Привык, значит, бедняга, в ресторанах время проводить и сейчас, впав в ничтожество, на последние копейки фасон держит.
Знакомая ситуация. Тем более и лицо этого человека показалось Шульгину знакомым. Ну да, писатель, в двадцатых – начале тридцатых до чрезвычайности популярный. В мемуарных книгах более удачливых коллег часто попадались его фотографии. И в расцвете славы, и после. Умер, кажется, году в семидесятом, в нищете и забвении.
Официант назвал фамилию, совпавшую с той, что угадал Шульгин. И усмешка услужающего показала, что себя лично он оценивает гораздо выше. Мол, если пускает начальство сюда этого полуопустившегося человека – их дело, но уважения он не заслуживает. На свои берет сотку, а потом ждет, не угостит ли кто.
Так и было в действительности, значит, налицо еще одно подтверждение, что сейчас Шульгина окружает «настоящая» реальность.
Этот человек не ходил в знаменитый писательский ресторан, где ему искомую рюмку поднесли бы гарантированно, и не одну, следовательно, сохранял определенный уровень самоуважения или просто не желал видеть вокруг глумливые лица тех, кого почитал бездарностями, но достигших признания у власти вкупе с сумасшедшими гонорарами.
Что поделать – печальна участь человека, сначала увлеченно и убежденно начавшего сотрудничать с дьяволом, да вдруг сообразившего, что дорога ведет прямиком в ад. Рыпнулся пару раз, пытаясь отказаться от подписи и вновь стать «самим собой», но дьявол, естественно, оказался изобретательнее. В его случае – не злобным, а глумливым.
«Не хочешь – не надо. Репрессий не будет. Живи как знаешь!» Однако в том и дело, что «как знаешь» оказалось едва ли не хуже самой жестокой кары за вольномыслие. Писать, как прежде, он не захотел, по-другому же – словно бы разучился, сразу. Вместо литой, торжествующей прозы получалась безвкусная жвачка, не интересная ни ему самому, ни издателям, ни даже всесильной цензуре.
Шульгин не был литературоведом, но, с детства общаясь с Новиковым, стремился, как говорится, «соответствовать». Сначала через силу, а потом и с удовольствием читал все, что считалось приличным и модным в определенного сорта кругах.
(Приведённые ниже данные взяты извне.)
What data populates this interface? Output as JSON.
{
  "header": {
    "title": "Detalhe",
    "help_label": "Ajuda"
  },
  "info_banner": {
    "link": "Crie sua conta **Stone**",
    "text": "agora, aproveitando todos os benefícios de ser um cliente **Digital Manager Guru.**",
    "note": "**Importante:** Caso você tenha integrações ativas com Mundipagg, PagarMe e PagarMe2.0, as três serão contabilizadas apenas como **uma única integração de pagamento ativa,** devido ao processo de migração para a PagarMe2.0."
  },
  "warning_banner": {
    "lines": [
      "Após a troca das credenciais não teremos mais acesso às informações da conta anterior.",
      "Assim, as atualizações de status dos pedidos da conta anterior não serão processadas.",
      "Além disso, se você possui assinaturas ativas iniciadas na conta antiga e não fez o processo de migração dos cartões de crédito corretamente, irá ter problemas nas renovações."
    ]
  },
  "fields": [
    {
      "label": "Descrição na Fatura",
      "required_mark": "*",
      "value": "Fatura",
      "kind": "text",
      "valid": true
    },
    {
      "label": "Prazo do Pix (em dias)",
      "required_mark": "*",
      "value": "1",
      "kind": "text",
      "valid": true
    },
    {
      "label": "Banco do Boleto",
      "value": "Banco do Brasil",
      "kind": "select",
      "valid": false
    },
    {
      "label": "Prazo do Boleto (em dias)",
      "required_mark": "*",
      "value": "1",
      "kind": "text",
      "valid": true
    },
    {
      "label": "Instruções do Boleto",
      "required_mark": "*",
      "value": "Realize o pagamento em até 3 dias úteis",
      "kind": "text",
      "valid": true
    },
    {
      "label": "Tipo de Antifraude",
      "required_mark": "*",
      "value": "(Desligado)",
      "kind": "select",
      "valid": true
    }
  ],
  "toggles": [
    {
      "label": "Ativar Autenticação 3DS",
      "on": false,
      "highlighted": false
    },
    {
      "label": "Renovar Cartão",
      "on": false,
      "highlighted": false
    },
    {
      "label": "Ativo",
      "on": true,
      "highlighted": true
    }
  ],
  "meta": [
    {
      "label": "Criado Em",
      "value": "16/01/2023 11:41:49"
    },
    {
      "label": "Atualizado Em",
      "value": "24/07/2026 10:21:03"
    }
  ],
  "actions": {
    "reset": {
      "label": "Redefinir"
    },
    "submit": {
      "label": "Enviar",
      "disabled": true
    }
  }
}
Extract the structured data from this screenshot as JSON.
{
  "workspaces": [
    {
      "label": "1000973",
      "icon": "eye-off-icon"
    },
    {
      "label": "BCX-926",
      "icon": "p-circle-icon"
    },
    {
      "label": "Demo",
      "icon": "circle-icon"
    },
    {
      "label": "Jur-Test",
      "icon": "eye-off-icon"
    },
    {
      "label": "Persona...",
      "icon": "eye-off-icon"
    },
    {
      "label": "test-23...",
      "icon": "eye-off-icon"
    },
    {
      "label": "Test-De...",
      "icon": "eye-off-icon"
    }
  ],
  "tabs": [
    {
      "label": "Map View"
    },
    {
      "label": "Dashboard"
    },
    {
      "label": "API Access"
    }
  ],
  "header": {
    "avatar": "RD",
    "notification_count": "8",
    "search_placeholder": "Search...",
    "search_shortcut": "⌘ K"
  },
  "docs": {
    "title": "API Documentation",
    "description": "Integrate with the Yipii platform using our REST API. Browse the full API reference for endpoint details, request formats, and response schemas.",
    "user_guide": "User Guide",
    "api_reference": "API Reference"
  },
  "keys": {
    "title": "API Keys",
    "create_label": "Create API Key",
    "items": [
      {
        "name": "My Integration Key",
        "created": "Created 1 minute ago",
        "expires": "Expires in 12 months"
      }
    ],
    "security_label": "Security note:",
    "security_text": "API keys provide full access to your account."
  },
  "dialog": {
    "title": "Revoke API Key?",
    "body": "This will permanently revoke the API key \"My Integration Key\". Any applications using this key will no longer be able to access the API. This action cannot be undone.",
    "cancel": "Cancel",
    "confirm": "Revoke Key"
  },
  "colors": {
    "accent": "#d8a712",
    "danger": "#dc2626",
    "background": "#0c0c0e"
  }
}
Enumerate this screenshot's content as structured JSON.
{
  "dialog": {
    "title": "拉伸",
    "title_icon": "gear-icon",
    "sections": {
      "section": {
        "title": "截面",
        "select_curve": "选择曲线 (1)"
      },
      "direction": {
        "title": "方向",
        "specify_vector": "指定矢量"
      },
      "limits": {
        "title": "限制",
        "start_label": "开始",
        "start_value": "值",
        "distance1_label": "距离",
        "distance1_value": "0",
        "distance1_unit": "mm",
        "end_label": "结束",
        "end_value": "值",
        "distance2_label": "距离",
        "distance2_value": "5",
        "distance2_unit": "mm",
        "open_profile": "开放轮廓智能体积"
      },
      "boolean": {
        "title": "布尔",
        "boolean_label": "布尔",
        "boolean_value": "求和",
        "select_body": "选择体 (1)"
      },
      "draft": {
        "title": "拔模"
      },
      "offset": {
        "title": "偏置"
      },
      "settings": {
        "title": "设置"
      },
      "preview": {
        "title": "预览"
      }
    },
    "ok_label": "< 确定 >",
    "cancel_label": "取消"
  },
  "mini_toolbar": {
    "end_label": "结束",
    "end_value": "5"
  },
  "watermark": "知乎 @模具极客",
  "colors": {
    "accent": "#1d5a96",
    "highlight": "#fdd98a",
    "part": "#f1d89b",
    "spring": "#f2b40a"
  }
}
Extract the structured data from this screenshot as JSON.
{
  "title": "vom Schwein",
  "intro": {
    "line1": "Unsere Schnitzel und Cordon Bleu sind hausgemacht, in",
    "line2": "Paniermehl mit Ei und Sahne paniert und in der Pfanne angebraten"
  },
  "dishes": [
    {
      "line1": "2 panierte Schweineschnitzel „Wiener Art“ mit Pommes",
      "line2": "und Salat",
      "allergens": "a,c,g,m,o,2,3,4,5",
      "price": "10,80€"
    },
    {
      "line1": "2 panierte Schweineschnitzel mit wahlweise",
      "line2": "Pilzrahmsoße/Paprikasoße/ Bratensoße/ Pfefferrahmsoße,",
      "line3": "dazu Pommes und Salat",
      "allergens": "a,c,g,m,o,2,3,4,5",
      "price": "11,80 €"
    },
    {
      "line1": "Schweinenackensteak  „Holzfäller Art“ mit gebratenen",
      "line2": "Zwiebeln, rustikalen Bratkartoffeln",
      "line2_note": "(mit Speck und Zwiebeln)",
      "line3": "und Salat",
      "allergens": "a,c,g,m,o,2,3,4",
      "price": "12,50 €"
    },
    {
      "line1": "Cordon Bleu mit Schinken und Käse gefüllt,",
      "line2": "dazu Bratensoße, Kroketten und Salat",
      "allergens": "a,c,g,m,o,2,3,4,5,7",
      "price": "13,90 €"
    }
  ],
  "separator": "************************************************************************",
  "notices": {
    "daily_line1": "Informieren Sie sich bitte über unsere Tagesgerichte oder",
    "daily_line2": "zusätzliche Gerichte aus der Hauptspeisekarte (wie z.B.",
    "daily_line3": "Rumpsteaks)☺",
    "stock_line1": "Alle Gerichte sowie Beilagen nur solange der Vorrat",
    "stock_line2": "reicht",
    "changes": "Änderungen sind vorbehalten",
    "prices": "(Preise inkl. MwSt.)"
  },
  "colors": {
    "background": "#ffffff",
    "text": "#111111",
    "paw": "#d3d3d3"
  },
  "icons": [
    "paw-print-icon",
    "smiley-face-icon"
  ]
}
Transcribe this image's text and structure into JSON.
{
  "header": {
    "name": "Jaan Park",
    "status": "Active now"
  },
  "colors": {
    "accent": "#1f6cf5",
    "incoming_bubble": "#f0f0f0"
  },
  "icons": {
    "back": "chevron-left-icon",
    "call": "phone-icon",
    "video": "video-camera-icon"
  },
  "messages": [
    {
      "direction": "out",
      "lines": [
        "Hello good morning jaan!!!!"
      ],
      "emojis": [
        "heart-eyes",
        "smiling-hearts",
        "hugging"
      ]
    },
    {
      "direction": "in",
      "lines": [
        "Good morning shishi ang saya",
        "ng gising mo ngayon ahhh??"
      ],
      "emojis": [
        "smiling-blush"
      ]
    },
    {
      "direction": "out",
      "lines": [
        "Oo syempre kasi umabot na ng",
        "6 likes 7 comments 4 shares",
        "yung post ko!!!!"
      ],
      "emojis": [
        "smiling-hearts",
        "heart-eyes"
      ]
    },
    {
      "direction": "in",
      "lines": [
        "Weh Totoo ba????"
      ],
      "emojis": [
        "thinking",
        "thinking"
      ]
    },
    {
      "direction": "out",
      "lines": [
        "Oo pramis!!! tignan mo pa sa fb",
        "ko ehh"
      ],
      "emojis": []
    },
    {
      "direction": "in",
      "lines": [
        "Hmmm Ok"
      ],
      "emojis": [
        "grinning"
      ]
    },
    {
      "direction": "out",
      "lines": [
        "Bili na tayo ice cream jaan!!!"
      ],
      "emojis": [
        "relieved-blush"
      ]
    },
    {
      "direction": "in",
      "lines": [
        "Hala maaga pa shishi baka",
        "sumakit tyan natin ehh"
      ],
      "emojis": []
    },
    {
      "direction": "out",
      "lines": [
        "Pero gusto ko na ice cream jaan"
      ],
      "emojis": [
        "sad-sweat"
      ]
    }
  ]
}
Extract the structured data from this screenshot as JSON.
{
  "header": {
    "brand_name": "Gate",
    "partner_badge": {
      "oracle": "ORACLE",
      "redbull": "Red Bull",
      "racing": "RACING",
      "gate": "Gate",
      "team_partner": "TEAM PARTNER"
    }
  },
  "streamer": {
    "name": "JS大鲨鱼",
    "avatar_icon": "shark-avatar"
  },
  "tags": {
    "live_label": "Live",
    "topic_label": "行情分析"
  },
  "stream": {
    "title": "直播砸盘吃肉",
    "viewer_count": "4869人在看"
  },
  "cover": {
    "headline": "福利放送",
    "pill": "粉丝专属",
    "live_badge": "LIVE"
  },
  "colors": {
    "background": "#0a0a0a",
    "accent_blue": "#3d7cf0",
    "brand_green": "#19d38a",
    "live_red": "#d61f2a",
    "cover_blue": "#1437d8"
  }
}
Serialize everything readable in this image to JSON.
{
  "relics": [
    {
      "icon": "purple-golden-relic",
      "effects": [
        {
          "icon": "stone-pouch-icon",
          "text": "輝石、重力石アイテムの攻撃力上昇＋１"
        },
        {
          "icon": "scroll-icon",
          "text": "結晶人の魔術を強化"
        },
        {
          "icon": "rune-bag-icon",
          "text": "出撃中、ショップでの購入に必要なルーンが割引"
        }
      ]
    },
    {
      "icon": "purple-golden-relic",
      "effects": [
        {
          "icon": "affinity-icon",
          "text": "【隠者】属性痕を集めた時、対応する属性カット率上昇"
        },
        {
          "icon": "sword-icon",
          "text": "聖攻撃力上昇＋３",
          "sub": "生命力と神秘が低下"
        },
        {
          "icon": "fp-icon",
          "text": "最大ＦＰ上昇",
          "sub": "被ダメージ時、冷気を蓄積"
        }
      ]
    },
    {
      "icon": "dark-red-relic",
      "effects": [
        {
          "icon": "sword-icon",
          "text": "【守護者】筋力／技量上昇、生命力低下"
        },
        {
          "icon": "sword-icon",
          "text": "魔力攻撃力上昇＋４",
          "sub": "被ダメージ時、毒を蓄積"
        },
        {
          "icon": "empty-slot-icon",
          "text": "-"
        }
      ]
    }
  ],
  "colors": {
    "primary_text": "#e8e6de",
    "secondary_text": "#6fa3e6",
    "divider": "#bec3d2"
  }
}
Толстые журналы, к примеру, с новыми романами Катаева, названные самим автором «мовизмами», «Сам-» и «Тамиздат», да и многое другое. В результате эрудицию приобрел изрядную. Достаточную, чтобы узнать человека и вспомнить его печальную историю.
Вот и решил изобразить провинциального поклонника-мецената. Заодно пообщается, несколько отстранится от мыслей, перекручивать которые в голове именно сейчас совсем не хотелось.
– Пригласите его сюда… – сказал он официанту. Тот с готовностью кивнул. «Хозяин – барин».
Подошел к писателю, прошептал ему что-то доверительно, кивком головы указал в сторону наркома.
Тот посмотрел внимательно из-под полуопущенных век, скривил губы, буркнул нечто.
Явно Шестаков ему не понравился. Да и то: солидный, плотный дядя номенклатурного облика, «крепкий хозяйственник» или «командир производства». О чем с таким говорить? Абстинентный синдром, слегка пригашенный несколькими глотками водки, еще не возобладал над гордостью. Для чего его приглашает этот незнакомец? О чем станет говорить и что ему отвечать?
Ход мысли литератора-неудачника был Сашке совершенно ясен. Профессионально и исторически.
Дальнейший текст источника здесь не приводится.